Delacroix did not fight on the barricades of the July Revolution. He wrote to his brother that if he could not fight for his country he would at least paint for it. The painting that resulted is the closest thing nineteenth-century French art produced to a successful political poster, and the success is worth examining because it should not have worked. Allegorical figures personifying abstract concepts had been a dead convention for at least two generations by 1830. Goddess of Liberty in a Phrygian cap, leading the people, baring a breast for symbolic reasons no contemporary actually subscribed to, was the kind of figure earnest painters had been embarrassed by for decades. Delacroix used it anyway, and made it work, by anchoring her in a composition where every other figure is unmistakably real.
Look at the supporting cast. The young man with a top hat and rifle to her left, in a black coat and necktie, is dressed for a Paris office, not a barricade. He is bourgeois. He has shown up. The boy with two pistols (immortalised in 1862 as Hugo's Gavroche in Les Misérables) is a street urchin. The figure with a sabre and a rolled-up cap is a worker.
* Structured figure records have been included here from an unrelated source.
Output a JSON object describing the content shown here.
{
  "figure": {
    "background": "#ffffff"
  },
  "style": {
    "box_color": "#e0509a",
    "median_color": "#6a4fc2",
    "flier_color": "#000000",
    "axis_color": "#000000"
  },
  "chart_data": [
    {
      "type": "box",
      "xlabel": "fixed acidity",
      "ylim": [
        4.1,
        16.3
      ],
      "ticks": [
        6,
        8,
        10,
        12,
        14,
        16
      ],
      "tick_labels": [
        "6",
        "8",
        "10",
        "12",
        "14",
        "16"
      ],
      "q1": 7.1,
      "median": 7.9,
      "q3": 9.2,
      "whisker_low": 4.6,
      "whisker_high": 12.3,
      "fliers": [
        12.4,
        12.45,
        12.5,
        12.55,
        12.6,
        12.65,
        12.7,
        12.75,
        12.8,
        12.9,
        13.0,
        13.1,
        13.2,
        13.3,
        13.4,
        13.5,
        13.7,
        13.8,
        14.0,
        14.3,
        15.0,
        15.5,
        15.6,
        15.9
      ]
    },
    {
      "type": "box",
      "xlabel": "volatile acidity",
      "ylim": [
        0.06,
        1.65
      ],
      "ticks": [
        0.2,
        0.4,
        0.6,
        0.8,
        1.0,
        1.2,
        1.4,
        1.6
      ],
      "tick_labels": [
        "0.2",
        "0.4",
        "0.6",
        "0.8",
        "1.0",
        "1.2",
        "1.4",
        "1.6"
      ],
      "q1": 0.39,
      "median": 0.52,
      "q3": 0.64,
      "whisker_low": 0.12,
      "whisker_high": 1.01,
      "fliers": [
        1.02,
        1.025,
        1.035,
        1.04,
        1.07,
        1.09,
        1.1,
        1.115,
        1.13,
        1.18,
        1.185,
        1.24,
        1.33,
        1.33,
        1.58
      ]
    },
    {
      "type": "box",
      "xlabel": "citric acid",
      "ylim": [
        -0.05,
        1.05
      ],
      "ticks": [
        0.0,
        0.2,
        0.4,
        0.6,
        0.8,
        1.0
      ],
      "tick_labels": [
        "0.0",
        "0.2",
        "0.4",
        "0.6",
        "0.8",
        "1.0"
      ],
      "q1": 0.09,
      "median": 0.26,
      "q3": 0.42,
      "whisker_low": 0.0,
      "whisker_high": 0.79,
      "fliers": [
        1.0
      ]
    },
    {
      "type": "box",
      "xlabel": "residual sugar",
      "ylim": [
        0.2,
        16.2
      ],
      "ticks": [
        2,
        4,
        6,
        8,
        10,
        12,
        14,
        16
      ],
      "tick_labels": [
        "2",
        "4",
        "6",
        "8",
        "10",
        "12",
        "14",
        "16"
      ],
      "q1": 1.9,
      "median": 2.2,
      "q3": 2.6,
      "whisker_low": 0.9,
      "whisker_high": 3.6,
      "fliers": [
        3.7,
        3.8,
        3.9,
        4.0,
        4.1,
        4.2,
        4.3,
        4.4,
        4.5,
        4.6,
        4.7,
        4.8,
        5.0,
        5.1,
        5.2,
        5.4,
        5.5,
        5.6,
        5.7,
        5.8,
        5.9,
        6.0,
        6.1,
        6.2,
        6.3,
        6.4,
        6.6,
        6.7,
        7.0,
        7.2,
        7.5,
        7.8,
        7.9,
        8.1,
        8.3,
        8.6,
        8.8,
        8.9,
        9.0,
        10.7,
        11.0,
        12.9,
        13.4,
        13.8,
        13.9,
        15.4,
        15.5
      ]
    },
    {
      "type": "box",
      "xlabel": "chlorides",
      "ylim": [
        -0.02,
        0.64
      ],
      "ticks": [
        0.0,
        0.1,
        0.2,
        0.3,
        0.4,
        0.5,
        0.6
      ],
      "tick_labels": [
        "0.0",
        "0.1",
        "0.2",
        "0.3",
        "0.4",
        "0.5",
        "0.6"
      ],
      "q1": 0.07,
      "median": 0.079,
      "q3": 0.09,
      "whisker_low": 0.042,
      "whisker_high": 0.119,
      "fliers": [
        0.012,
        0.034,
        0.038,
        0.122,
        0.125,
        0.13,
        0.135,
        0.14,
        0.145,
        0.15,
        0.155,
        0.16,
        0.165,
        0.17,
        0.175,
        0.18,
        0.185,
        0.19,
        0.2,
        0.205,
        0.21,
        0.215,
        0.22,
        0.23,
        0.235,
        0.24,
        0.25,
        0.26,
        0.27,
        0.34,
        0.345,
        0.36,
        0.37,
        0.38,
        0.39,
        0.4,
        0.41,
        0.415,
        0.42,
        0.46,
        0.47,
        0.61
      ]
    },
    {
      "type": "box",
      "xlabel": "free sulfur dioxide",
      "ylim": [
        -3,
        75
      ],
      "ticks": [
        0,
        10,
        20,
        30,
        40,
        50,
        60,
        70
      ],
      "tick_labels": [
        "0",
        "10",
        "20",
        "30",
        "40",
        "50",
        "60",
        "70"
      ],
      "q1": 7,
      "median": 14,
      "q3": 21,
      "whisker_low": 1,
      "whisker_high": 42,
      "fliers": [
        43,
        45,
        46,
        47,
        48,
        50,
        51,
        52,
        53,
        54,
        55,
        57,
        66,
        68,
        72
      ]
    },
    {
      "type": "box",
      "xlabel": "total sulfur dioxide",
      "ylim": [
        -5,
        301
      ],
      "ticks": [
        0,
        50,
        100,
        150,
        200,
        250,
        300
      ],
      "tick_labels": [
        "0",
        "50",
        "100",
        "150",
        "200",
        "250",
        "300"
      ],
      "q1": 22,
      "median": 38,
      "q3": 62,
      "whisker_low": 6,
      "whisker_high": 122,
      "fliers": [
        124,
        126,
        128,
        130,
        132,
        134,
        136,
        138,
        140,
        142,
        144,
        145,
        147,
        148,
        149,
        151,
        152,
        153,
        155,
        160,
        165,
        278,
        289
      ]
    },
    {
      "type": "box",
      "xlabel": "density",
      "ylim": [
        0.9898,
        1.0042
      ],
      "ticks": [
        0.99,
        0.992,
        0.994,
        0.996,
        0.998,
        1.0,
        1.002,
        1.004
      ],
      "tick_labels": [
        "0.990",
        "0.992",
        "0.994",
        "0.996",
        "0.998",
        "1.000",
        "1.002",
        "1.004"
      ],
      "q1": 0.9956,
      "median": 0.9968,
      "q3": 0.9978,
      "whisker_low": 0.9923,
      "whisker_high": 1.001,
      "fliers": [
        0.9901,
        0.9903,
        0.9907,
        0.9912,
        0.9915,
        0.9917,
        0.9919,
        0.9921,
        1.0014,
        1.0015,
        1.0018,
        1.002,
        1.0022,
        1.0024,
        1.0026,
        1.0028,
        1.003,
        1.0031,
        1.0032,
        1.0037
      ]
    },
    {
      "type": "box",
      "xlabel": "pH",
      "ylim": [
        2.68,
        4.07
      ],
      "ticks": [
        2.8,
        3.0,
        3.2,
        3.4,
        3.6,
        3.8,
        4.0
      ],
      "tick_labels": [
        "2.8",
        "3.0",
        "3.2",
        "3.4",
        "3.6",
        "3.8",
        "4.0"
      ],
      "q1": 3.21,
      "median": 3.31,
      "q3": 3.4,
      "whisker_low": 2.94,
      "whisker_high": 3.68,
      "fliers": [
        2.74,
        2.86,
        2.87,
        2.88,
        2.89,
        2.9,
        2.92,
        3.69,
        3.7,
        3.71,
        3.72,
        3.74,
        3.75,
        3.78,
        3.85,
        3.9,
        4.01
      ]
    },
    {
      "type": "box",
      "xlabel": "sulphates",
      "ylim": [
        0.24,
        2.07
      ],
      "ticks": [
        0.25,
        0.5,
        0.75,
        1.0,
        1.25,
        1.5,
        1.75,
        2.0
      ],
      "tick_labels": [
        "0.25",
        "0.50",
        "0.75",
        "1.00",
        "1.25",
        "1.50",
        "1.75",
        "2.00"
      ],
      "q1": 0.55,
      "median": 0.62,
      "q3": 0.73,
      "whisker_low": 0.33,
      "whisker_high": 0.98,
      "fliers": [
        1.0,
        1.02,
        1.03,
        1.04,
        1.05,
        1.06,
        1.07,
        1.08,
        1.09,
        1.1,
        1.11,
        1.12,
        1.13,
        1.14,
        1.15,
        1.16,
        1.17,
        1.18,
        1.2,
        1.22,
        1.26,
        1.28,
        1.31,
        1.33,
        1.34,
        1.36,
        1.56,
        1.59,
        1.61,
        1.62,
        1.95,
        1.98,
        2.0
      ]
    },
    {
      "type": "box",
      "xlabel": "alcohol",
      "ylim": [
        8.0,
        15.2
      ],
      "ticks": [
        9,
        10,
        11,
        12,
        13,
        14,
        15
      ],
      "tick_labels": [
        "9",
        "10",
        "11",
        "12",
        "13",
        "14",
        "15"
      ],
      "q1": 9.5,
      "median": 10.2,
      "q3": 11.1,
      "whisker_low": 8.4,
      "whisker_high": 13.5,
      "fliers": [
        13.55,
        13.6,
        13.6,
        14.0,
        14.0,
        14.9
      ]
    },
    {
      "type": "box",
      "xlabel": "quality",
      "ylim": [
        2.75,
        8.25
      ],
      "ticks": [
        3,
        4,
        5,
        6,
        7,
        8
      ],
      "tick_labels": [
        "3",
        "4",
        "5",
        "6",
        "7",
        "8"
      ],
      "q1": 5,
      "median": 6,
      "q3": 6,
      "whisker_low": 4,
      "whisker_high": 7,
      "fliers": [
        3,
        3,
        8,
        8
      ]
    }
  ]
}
The fallen soldier of the line at her feet has defected to the revolt and died for it. Each figure is a class, identifiable on sight by Parisians of 1831. Liberty above them is the abstraction the four men have in common. Without the four, she would be empty rhetoric. Without her, they would be a riot. The painting argues that the abstraction holds the riot together; the riot makes the abstraction credible.
The new government of Louis-Philippe bought the painting in 1831 and then quietly removed it from public display. Its presence on a wall made the bourgeois monarchy nervous about what it had inherited. The painting returned to the Louvre permanently in 1874, after the Second Empire, the Commune, and the Third Republic had each in turn revisited the question of how revolution and order could coexist. It was restored in 2024. The image now hangs in a dedicated room of the Denon wing where, on any given day, it is the most photographed painting in the museum after the Mona Lisa.